Ambitions for more electric car battery plants to be planned in the UK could “reach a dead end” without increased financial support, MPs have said.
A Government scheme expected to support the establishment of so-called gigafactories is “insufficient”, the Environmental Audit Committee (EAC) warned.
The Automotive Transformation Fund is worth just £500 million, but a single gigafactory costs between £2 billion and £4 billion to set up, according to the committee.
The EAC has heard evidence that governments in other European countries are supporting factories with £750 million each.
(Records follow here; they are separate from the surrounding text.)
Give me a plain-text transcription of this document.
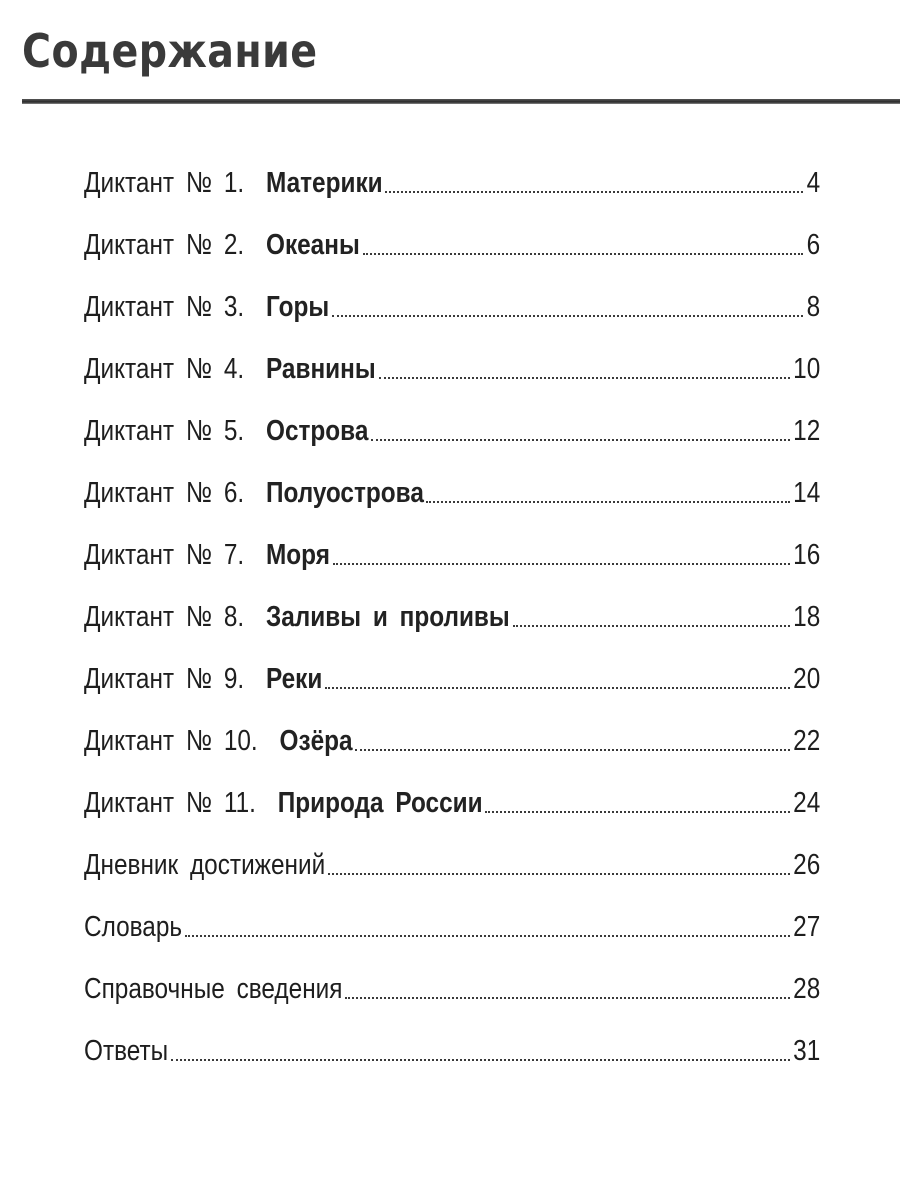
Содержание
Диктант № 1. Материки	4
Диктант № 2. Океаны	6
Диктант № 3. Горы	8
Диктант № 4. Равнины	10
Диктант № 5. Острова	12
Диктант № 6. Полуострова	14
Диктант № 7. Моря	16
Диктант № 8. Заливы и проливы	18
Диктант № 9. Реки	20
Диктант № 10. Озёра	22
Диктант № 11. Природа России	24
Дневник достижений	26
Словарь	27
Справочные сведения	28
Ответы	31
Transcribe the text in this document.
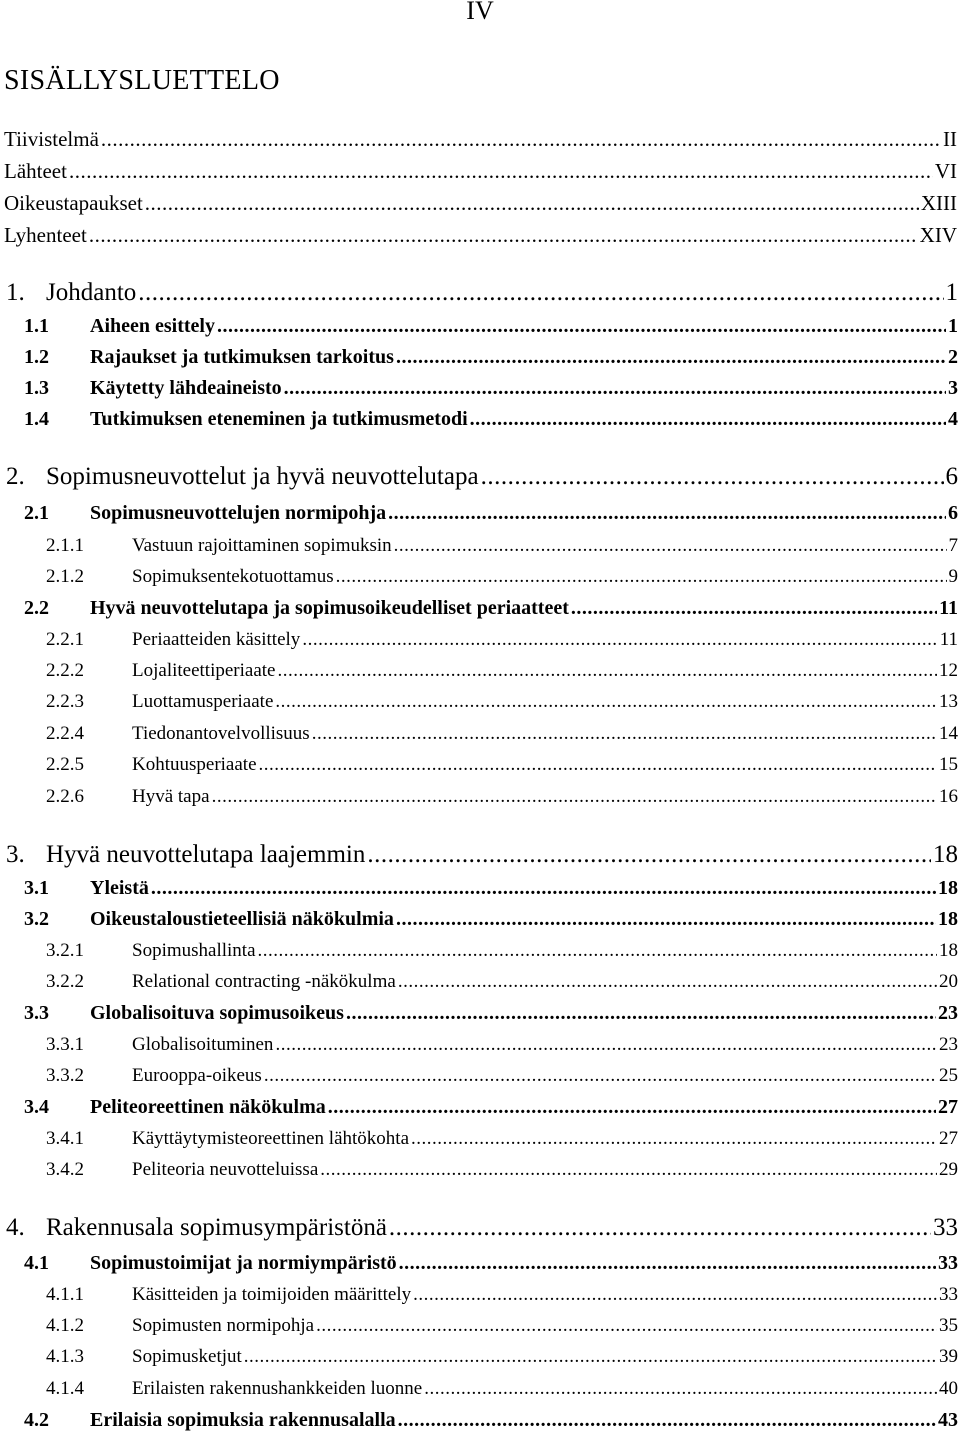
IV
SISÄLLYSLUETTELO
Tiivistelmä .....	II
Lähteet .....	VI
Oikeustapaukset .....	XIII
Lyhenteet .....	XIV
1. Johdanto .....	1
1.1	Aiheen esittely .....	1
1.2	Rajaukset ja tutkimuksen tarkoitus .....	2
1.3	Käytetty lähdeaineisto .....	3
1.4	Tutkimuksen eteneminen ja tutkimusmetodi .....	4
2. Sopimusneuvottelut ja hyvä neuvottelutapa .....	6
2.1	Sopimusneuvottelujen normipohja .....	6
2.1.1	Vastuun rajoittaminen sopimuksin .....	7
2.1.2	Sopimuksentekotuottamus .....	9
2.2	Hyvä neuvottelutapa ja sopimusoikeudelliset periaatteet .....	11
2.2.1	Periaatteiden käsittely .....	11
2.2.2	Lojaliteettiperiaate .....	12
2.2.3	Luottamusperiaate .....	13
2.2.4	Tiedonantovelvollisuus .....	14
2.2.5	Kohtuusperiaate .....	15
2.2.6	Hyvä tapa .....	16
3. Hyvä neuvottelutapa laajemmin .....	18
3.1	Yleistä .....	18
3.2	Oikeustaloustieteellisiä näkökulmia .....	18
3.2.1	Sopimushallinta .....	18
3.2.2	Relational contracting -näkökulma .....	20
3.3	Globalisoituva sopimusoikeus .....	23
3.3.1	Globalisoituminen .....	23
3.3.2	Eurooppa-oikeus .....	25
3.4	Peliteoreettinen näkökulma .....	27
3.4.1	Käyttäytymisteoreettinen lähtökohta .....	27
3.4.2	Peliteoria neuvotteluissa .....	29
4. Rakennusala sopimusympäristönä .....	33
4.1	Sopimustoimijat ja normiympäristö .....	33
4.1.1	Käsitteiden ja toimijoiden määrittely .....	33
4.1.2	Sopimusten normipohja .....	35
4.1.3	Sopimusketjut .....	39
4.1.4	Erilaisten rakennushankkeiden luonne .....	40
4.2	Erilaisia sopimuksia rakennusalalla .....	43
The industry estimates we will need five more gigafactories up and running by 2027
Tory MP Philip Dunne
There are no gigafactories in the UK, but in recent months openings in Blyth, Northumberland, and Sunderland Tyne and Wear, have been confirmed, while there is also a proposed plant in Coventry.
An estimated five more are required by 2027 to meet ambitions for the production of battery electric vehicles in the UK for sale in domestic and EU markets, according to the EAC.
Tory MP Philip Dunne who chairs the committee, said recent announcements about gigafactories being opened in the UK are “clearly welcome” but for the UK to reach net zero carbon emissions “we still need to take it up a gear”.
He went on: “If we are to continue manufacturing vehicles to sell into the EU and UK at our current rate, the industry estimates we will need five more gigafactories up and running by 2027.
“We doubt the £500 million Government funding left in reserve for automotive transformation will be sufficient to secure the additional 100 gigawatt hours of gigafactory output needed for the UK electric vehicle sector to reach its full potential.
“Without further Government support, establishment of the battery electric vehicle sector in the UK – critical to maintain our auto industry supply chain – will reach a dead end.”
Prime Minister Boris Johnson gave the clearest signal yet that the Government will lend support to the building of the proposed plant in Coventry during a visit to the UK Battery Industrialisation Centre in the city on Thursday.
In a speech, he said: “We need these batteries, there’s absolutely no question.
“It’s great that Envision is bringing a gigafactory to Sunderland and we have high hopes of the BritishVolt plant in Blyth.
“But even those two together will only supply a fraction of the demand that the UK’s own domestic vehicle market will have.
“We’re going to need 70,000 skilled people just to make batteries across this country.
“We want to work… to make sure we produce those gigafactories across the whole UK.
“There’s obviously a case for having a gigafactory here in the West Midlands.
“You’re going to want one next to a centre of automotive manufacturing, but even that won’t be enough to satisfy the demands, just for the UK domestic market.”
He added the UK could also “do much more” to source chemicals and metals in the UK, “to make sure this country retains its lead in devising ever cleaner, ever greener, more beautiful technology”.
A spokeswoman for the Department for Business, Energy and Industrial Strategy said: “The UK continues to be one of the best locations in the world for automotive manufacturing, particularly for electric vehicles, through major investments to electrify our supply chain, create jobs and secure a competitive future for theâ¯sector.
“This has been clearly demonstrated by Envision AESC and Nissan, who have recently announced a £1 billion investment in Sunderland, backed by Government.
“We have pledged hundreds of millions of pounds to support the development and mass-scale production of batteries for electric vehicles and are dedicated to securing the UK gigafactories we need to deliver on our ambitions.”